Цинично и эгоистично, не правда ли? Цинично и по отношению к этим самым иммигрантам, которых принимают в качестве дойных коров, и по отношению к молодым и будущим поколениям французов, за них ведь таким образом уже решили – с кем им жить, как и в какой стране. Ладно, эти наработают на пенсию стареющей Франции, а дальше-то как? Приглашать инопланетян что ли? Да и далеко не все вновь прибывшие, как известно, мечтают об устройстве на работу, они если и работают, то зачастую «в чёрную». Конечно, мусор убирают в крупных городах иммигранты или их потомки, но кто не видел в том же Париже негров, торгующих на улице дешёвыми сувенирами? Вы думаете, они платят налоги и отчисления в социальные фонды? Пенсионеры получают свои пенсии благодаря их тяжёлому труду? Нет, зато действует параллельная, теневая, экономика. Импорт, опт, розница, в этой схеме всё может быть только в тени.

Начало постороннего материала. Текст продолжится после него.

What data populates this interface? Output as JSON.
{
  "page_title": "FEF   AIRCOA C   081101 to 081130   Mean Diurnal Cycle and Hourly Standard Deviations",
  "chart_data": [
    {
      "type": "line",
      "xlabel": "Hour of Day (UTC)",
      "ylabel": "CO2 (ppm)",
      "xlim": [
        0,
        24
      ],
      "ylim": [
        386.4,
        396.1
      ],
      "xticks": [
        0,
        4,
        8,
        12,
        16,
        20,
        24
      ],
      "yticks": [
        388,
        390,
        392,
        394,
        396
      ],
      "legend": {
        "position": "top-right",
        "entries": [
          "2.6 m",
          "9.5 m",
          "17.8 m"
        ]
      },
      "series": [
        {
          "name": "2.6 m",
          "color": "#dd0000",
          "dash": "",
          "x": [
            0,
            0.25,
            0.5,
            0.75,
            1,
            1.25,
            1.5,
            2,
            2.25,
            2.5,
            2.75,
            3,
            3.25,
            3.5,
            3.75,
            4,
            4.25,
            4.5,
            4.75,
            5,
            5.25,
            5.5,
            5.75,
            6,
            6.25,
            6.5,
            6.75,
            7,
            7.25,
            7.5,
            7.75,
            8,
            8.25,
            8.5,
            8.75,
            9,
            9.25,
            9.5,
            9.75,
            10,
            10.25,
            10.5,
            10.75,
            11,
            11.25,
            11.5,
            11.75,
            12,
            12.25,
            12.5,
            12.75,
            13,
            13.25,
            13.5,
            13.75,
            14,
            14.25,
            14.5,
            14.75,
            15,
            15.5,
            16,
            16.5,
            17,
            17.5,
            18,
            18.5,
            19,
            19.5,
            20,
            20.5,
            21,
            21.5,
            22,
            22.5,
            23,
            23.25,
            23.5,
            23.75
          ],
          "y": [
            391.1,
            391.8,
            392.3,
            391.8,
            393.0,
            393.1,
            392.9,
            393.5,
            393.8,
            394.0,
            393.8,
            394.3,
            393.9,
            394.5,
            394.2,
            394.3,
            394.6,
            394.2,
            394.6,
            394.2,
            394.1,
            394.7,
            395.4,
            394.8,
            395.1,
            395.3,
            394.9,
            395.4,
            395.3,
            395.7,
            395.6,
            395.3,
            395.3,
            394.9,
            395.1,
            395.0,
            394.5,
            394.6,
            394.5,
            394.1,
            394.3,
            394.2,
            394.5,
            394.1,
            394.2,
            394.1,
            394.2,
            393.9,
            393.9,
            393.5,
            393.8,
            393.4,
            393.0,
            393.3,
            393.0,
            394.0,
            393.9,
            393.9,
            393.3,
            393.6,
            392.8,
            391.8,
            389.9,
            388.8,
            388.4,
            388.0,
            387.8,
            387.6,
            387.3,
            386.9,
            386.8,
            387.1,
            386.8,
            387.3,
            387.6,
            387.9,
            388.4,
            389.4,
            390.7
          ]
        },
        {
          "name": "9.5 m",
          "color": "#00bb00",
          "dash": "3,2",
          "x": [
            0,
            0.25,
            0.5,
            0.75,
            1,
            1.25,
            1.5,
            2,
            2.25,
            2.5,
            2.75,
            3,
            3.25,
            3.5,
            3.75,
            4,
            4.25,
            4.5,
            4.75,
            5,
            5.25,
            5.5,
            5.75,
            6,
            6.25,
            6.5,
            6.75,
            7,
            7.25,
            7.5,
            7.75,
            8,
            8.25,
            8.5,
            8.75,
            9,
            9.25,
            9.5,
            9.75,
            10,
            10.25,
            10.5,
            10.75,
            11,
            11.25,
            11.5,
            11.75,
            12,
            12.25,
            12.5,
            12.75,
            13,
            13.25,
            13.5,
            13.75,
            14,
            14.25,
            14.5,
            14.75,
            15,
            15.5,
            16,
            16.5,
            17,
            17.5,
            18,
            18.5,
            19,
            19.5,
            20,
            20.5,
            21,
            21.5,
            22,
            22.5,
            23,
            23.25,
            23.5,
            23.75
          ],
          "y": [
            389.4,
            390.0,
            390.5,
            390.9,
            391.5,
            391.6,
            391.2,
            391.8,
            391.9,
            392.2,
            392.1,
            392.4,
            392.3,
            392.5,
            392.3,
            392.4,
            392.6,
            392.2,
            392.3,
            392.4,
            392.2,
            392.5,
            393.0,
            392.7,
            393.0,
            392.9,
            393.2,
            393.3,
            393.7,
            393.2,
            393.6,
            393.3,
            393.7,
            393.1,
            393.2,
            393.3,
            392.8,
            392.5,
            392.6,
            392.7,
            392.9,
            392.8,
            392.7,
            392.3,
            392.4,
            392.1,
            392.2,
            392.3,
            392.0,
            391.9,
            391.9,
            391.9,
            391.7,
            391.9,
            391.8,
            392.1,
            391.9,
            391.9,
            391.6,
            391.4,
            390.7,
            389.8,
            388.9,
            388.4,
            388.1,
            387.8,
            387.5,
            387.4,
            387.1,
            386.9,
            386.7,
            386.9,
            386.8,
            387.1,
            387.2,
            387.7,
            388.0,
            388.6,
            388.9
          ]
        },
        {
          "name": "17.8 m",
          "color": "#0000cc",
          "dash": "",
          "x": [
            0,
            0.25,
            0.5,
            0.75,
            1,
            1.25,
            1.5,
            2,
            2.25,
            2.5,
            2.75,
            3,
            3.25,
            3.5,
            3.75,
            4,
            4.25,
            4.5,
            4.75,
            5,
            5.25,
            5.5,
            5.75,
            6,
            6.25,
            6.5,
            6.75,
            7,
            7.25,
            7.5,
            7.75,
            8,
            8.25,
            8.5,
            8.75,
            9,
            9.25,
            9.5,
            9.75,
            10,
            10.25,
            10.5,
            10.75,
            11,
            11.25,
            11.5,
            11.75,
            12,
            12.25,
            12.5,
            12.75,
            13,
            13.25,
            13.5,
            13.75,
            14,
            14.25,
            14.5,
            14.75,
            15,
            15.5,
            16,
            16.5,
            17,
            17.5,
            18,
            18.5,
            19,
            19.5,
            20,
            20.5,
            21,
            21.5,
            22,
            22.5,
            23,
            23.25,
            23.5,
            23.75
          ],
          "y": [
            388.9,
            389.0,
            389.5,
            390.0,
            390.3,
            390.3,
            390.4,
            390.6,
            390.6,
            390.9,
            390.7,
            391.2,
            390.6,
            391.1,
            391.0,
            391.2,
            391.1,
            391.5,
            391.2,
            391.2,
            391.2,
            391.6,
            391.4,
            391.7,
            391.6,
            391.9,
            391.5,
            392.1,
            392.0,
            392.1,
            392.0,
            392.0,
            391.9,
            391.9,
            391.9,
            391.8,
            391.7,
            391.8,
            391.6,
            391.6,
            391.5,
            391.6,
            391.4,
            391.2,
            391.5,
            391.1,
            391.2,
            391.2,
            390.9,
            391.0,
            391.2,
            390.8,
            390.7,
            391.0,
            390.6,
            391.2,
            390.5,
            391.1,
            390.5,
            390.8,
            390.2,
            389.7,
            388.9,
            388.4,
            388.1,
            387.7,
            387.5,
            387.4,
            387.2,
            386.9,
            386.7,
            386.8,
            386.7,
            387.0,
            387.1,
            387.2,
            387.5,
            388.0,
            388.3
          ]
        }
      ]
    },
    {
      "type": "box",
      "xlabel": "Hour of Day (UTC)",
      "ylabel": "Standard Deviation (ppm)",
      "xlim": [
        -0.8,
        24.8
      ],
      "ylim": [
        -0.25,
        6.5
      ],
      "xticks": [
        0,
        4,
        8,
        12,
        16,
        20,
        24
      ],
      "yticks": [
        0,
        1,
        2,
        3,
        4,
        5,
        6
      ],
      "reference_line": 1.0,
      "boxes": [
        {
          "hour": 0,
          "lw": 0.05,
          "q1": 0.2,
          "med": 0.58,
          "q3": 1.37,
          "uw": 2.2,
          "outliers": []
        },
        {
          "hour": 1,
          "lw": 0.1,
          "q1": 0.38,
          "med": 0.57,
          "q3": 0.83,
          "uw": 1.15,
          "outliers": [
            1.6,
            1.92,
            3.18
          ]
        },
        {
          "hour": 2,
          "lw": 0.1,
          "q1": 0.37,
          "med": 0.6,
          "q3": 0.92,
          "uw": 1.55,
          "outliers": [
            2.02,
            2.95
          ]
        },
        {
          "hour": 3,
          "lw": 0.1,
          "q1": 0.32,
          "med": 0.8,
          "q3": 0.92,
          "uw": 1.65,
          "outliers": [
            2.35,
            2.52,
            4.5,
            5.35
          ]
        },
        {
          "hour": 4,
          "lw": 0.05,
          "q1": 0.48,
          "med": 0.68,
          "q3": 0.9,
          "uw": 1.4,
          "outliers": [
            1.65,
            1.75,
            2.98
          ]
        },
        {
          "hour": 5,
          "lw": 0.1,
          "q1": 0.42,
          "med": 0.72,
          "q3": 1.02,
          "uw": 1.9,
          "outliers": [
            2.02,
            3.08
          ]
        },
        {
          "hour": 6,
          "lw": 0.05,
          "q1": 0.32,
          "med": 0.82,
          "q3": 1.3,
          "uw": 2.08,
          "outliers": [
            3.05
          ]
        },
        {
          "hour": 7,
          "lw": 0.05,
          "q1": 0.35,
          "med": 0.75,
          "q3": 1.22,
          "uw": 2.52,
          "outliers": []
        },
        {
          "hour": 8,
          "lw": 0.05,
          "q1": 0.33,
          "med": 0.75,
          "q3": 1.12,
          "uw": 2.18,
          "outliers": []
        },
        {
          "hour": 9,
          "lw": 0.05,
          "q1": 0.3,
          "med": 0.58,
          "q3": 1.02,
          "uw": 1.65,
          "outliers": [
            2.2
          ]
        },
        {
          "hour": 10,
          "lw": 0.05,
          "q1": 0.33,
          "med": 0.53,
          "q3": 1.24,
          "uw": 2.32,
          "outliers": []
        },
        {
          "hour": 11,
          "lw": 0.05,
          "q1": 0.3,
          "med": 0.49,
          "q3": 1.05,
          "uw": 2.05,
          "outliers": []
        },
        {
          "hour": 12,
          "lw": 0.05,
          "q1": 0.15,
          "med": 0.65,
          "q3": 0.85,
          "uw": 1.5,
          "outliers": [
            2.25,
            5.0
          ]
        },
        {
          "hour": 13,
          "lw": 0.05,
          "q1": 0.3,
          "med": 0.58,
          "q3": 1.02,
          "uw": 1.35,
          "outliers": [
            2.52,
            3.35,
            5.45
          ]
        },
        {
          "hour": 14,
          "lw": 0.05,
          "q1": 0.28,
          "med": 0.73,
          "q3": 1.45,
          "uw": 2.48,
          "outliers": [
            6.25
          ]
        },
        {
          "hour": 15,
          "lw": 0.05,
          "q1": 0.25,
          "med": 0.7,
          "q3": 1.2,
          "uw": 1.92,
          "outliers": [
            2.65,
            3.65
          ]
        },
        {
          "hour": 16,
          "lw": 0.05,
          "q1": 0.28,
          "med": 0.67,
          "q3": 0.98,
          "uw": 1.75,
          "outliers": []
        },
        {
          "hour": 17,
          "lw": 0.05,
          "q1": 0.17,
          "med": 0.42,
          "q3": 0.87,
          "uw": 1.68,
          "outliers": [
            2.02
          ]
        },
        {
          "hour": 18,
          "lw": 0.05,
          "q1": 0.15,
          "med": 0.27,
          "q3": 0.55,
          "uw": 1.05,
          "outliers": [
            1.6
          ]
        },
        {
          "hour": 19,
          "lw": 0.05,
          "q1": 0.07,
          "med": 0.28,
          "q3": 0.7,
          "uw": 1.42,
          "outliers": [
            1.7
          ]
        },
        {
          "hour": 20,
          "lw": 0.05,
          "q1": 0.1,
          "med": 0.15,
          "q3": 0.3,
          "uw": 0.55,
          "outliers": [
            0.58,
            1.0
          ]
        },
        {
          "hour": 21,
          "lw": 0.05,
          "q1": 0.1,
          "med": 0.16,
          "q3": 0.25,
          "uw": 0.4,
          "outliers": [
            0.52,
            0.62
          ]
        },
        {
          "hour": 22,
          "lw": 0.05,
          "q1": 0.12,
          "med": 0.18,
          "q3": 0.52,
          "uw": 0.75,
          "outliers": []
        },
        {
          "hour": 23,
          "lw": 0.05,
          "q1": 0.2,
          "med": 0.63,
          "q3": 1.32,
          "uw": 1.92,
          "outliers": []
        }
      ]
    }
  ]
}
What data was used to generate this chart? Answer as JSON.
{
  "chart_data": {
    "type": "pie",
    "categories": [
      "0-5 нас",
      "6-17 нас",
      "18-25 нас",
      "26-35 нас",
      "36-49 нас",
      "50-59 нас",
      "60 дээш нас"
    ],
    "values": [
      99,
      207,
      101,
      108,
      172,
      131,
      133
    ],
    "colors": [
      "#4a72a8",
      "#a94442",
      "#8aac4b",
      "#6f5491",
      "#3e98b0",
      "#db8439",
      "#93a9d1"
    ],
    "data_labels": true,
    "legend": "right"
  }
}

Лохотрон жив! Французский напёрсточник
Мой инструктор по вождению, пожилой человек лет шестидесяти пяти, с грустью наблюдая где-то в районе многоэтажной жилой застройки праздношатающихся в разгар рабочего дня немолодых арабов, комментировал ситуацию так: «А зачем ему работать? У него три жены (неофициально, конечно) от каждой по три-четыре ребёнка. Он получает кучу пособий – на детей, на матерей-одиночек, на жильё – вот и может чай пить целый день». Конечно, такие варианты случаются не часто, но всё же бывают. Проблем с переселенцами из Африки и Азии уже в те годы было не мало, и они увеличивались. Про нынешние я вообще молчу. Один знакомый хорват, считавший себя, несмотря ни на что, югославом, рассказывал мне (дело было в конце 90-ых годов), как однажды пожаловался ему знакомый полицейский из контролирующего иммигрантов отдела: «Мы прямо–таки с ностальгией вспоминаем 70-ые годы и вас – югославов и португальцев, с вами было так легко работать, не то, что с теперешним контингентом». К концу ХХ века африканская эмиграция уже хорошо расползлась и по провинциальным городам.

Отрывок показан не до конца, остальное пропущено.